Licensure runs parallel to this pipeline. The interpreting radiologist must be licensed in the state where the patient is located — not where the radiologist sits. That rule, enforced through telehealth state laws and licensure frameworks, creates real administrative friction for RSOs operating across 40+ states simultaneously.
Common scenarios
Three workflows dominate clinical teleradiology practice:
After-hours and overnight coverage. Hospitals below a certain census size — typically critical access hospitals with fewer than 25 inpatient beds — often cannot justify a full-time on-call radiologist. RSOs fill the gap, with contracted radiologists reading emergent studies during off hours. Turnaround time expectations for emergent reads are typically 30 minutes or less under ACR guidelines.
Subspecialty overflow. A community hospital may have general radiologists but lack a neuroradiologist or musculoskeletal specialist. Teleradiology connects referring physicians to subspecialty expertise that would otherwise require patient transfer. This intersects directly with telehealth for rural communities, where subspecialty access gaps are most acute.

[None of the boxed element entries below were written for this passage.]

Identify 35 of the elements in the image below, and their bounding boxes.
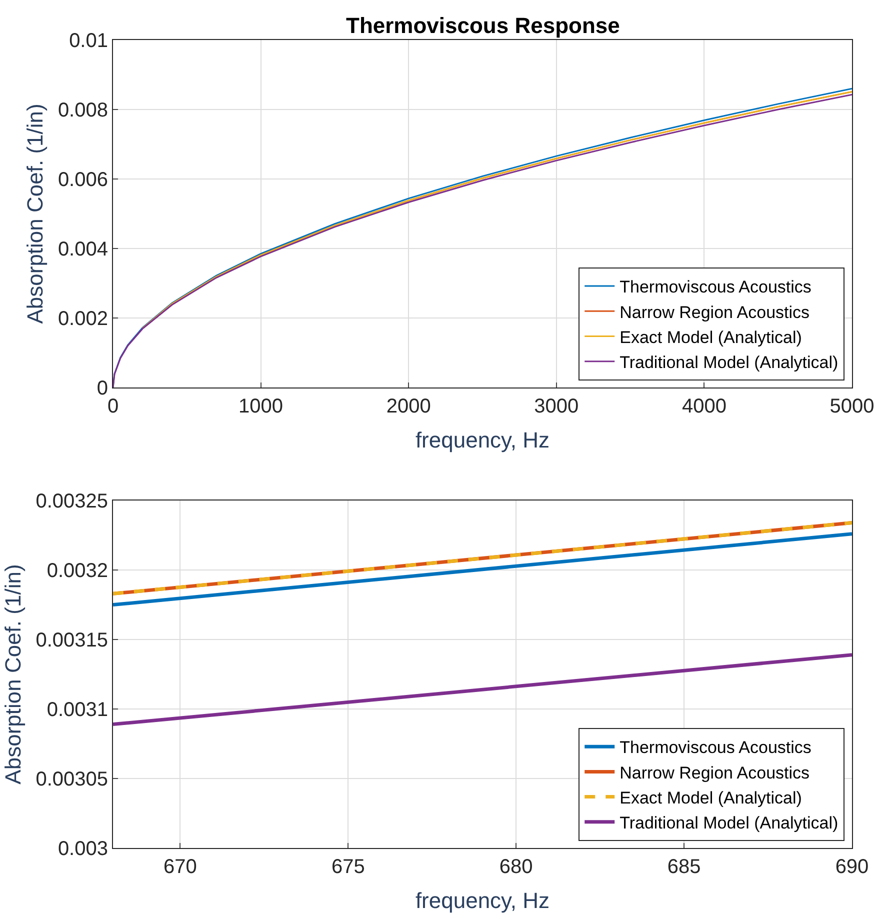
y-tick-label: 0.01 xyxy=(69,30,108,52)
x-tick-label: 670 xyxy=(163,856,197,878)
x-tick-label: 685 xyxy=(667,856,701,878)
x-axis-title: frequency, Hz xyxy=(415,427,550,452)
x-axis-title: frequency, Hz xyxy=(415,888,550,913)
x-tick-label: 2000 xyxy=(386,395,431,418)
y-tick-label: 0 xyxy=(96,377,108,400)
legend-label: Traditional Model (Analytical) xyxy=(620,814,838,833)
legend-label: Narrow Region Acoustics xyxy=(620,763,810,782)
legend-label: Traditional Model (Analytical) xyxy=(620,352,838,372)
x-tick-label: 1000 xyxy=(238,395,284,418)
x-tick-label: 3000 xyxy=(534,395,579,418)
x-tick-label: 675 xyxy=(331,856,365,878)
legend-label: Exact Model (Analytical) xyxy=(620,788,802,808)
y-tick-label: 0.00315 xyxy=(36,630,108,652)
y-tick-label: 0.004 xyxy=(58,238,108,260)
y-tick-label: 0.00325 xyxy=(36,490,108,513)
y-tick-label: 0.00305 xyxy=(36,768,108,791)
y-tick-label: 0.0031 xyxy=(46,699,108,722)
y-tick-label: 0.002 xyxy=(58,308,108,330)
y-tick-label: 0.003 xyxy=(58,838,108,860)
x-tick-label: 4000 xyxy=(682,395,726,418)
y-axis-title: Absorption Coef. (1/in) xyxy=(0,564,26,784)
legend-label: Thermoviscous Acoustics xyxy=(620,278,812,297)
chart-title: Thermoviscous Response xyxy=(346,13,620,38)
legend-label: Thermoviscous Acoustics xyxy=(620,738,812,758)
legend-label: Exact Model (Analytical) xyxy=(620,328,802,347)
y-tick-label: 0.006 xyxy=(58,168,108,191)
x-tick-label: 690 xyxy=(835,856,869,878)
x-tick-label: 5000 xyxy=(830,395,874,418)
x-tick-label: 680 xyxy=(499,856,533,878)
legend-label: Narrow Region Acoustics xyxy=(620,302,810,322)
y-tick-label: 0.0032 xyxy=(46,560,108,582)
y-axis-title: Absorption Coef. (1/in) xyxy=(22,104,48,324)
y-tick-label: 0.008 xyxy=(58,99,108,122)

International reading services. Some RSOs operate across time zones specifically to leverage daylight hours in other countries, routing studies from US facilities to readers in Australia, India, or Europe. This arrangement carries additional licensure complexity — the ACR explicitly states that international teleradiology for US patients requires that the interpreting radiologist hold a valid US state license.
Decision boundaries
Not every imaging study is appropriate for teleradiology, and the ACR's standards draw clear lines.

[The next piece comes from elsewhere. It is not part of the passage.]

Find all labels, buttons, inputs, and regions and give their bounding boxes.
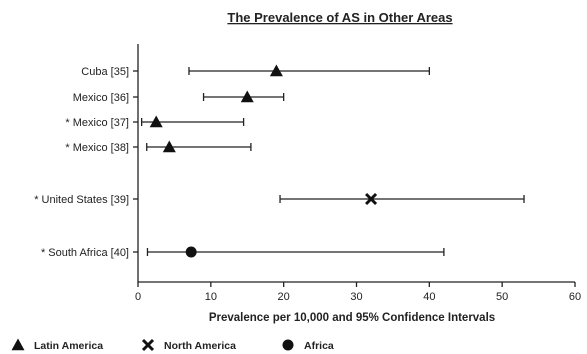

Teleradiology is appropriate for:
- Preliminary and final reads of emergent studies when no on-site radiologist is available
- Subspecialty interpretation when the required expertise is not present locally
- Routine outpatient studies in established teleradiology programs with defined quality oversight
Teleradiology requires additional scrutiny when:
- Prior imaging for comparison is unavailable to the remote reader (prior studies must be transmitted alongside the current exam for meaningful interpretation)

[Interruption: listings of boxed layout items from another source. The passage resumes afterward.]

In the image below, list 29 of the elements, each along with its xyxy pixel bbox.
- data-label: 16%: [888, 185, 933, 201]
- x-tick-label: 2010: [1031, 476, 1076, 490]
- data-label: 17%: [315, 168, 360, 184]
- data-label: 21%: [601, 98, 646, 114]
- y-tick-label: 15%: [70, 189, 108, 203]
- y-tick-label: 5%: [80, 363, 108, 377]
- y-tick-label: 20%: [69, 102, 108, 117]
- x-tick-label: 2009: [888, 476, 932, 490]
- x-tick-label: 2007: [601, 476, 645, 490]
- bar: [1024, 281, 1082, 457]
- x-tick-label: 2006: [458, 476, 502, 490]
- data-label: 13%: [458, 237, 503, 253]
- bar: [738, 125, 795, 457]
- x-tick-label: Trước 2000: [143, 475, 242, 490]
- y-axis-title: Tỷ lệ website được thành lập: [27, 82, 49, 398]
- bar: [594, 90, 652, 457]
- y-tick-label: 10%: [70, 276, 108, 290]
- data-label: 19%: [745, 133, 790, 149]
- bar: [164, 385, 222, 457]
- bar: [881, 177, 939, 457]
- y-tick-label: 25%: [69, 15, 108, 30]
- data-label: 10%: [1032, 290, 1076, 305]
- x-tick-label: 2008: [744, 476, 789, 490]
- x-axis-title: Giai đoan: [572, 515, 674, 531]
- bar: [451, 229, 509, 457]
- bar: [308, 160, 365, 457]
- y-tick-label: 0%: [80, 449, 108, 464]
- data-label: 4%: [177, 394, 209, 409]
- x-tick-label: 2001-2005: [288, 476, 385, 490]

- The interpreting radiologist has not been credentialed through the originating facility's medical staff process — a requirement the ACR enforces through its accreditation standards and that intersects with telehealth credentialing and privileging
- The clinical context requires real-time consultation with the ordering physician, shifting the encounter out of pure store-and-forward territory
Teleradiology is not appropriate for:
- Studies requiring real-time image guidance (interventional radiology procedures, ultrasound-guided biopsies)
- Contexts where display hardware at the reading end cannot meet minimum ACR resolution standards
Reimbursement adds another dimension to these boundaries. Medicare covers teleradiology interpretations under standard radiology CPT codes, but payment goes to the professional performing the read — not to an intermediary RSO — and the rendering radiologist's NPI must appear on the claim. Billing arrangements that obscure the actual interpreting physician's identity create both billing and coding exposure and potential fraud liability.
The practical result is a discipline that rewards operational rigor. The technology is largely solved. The friction lives in credentialing, licensure maintenance across state lines, display standard compliance, and turnaround time accountability — the unsexy infrastructure that keeps a midnight CT scan readable by morning.